From the Academy

The Academy is a great store of knowledge and opinion about great books. From time to time we ask its members to write a short piece on books they have admired. Here are some of their responses, most recently about the books shortlisted for the 2014 Prize, and further back about the one book they would have liked to win the Prize if it had always existed.

Stuart Evers on Jernigan by David Gates (1991)

JerniganThe resuscitation of Richard Yates’ reputation at the turn of the last century was, in itself, close kin to a classic Yates story. A some-years-dead writer, largely forgotten by readers and critics alike, suddenly fulfilling all the dreams he held dear in life: a review in the New York Times, a story published in the New Yorker, a movie made from his most celebrated novel. A decade too late, Yates had arrived. It might have been nice, of course, if he’d been around to see it.

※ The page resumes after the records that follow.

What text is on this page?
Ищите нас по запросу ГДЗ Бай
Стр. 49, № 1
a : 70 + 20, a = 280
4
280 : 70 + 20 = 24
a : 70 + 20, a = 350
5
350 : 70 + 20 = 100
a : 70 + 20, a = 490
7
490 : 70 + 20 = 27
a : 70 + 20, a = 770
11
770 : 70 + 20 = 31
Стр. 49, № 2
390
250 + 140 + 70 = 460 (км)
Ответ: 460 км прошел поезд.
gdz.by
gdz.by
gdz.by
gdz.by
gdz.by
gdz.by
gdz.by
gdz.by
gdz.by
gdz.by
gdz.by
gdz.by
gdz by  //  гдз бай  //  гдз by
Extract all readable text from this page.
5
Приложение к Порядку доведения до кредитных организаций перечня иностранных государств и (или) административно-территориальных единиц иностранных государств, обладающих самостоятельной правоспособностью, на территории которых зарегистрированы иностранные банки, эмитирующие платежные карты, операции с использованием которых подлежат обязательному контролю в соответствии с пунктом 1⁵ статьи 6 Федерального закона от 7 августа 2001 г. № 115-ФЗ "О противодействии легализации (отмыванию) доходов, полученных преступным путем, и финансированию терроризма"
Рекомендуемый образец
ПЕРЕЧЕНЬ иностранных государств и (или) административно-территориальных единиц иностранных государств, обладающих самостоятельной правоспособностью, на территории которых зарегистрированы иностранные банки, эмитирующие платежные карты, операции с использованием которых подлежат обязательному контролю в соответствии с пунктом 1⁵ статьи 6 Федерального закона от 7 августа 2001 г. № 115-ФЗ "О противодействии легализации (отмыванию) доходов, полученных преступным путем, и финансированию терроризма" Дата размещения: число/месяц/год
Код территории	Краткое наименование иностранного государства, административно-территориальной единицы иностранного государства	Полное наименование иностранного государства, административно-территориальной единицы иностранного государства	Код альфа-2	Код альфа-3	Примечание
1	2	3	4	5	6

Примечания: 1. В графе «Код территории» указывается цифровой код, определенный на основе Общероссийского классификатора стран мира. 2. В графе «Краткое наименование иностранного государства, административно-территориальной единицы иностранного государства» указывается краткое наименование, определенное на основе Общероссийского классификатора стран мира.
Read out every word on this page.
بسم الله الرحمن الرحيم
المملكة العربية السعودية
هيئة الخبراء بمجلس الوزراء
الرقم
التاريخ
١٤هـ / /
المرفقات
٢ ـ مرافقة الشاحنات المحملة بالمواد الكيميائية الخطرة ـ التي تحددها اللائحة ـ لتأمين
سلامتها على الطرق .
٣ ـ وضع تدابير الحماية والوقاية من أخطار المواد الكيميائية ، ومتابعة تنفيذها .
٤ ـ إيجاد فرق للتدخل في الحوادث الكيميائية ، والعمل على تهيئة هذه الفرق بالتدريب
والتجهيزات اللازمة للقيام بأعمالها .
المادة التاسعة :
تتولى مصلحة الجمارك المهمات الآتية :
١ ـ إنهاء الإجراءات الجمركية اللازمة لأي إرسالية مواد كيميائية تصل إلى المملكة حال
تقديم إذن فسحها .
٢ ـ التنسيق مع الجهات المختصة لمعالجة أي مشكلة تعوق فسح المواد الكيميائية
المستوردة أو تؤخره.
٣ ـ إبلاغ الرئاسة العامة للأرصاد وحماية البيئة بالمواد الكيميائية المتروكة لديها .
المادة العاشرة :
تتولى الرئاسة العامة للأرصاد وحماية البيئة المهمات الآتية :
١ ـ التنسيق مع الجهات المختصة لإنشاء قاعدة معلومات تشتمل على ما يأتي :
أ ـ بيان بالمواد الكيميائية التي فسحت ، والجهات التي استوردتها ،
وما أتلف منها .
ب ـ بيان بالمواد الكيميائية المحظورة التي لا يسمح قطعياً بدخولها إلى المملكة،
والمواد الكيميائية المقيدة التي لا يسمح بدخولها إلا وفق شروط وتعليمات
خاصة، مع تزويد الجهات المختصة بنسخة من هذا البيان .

The author of Jernigan (originally published in 1991) is still around, still living, though whether he’s still writing I don’t know. His last book, a collection of stories called The Wonders of the Invisible Word, came out at around the same time as Yates was taking his posthumous bow. Since then a couple of stories and nothing more. It’s when you read David Gates that you understand what kind of a loss this is to American letters. And this goes double when you read Jernigan.

Like Yates’ Revolutionary Road, Jernigan is an auspicious debut, one that distils the frustrations of a generation into an incandescent narrative. It’s a relentless, combustible mix of high literary art and low humour, wisecracking profanity and shellac dark glimpses into a man’s wilful self-annihilation. Narrated by Jernigan himself, we see the world through his gin-bloomed eyes, playful and funny one moment, appalling and offensive the next. His is a narrative of moments – from one drink to the next, from one gag to the next, from one terrible decision to the next – but it’s not just a character study of one man’s descent into hell: it’s about how he drags others with him, gladly. The beautifully rendered and observed relationships between Jernigan and his son, and between Jernigan and his girlfriend, suggest something more to life than jokes, booze and nihilism.

In many ways Jernigan is character in the grand American tradition – Huck Finn, Moses Herzog, Holden Cauldfield, Willy Loman, Rabbit Angstrom – in others, he is more like a Beckett character lost in his own bleak world. Which I suspect is a way of saying he’s unique. I certainly haven’t read anything so affecting and well written, so evocative of a time and a society, that works on the levels on which Jernigan operates. If there is one book that deserves to come in from the cold in the way Revolutionary Road, Alone in Berlin and Stoner have, it’s David Gates’s Jernigan. And with any luck, he’ll be around to see it.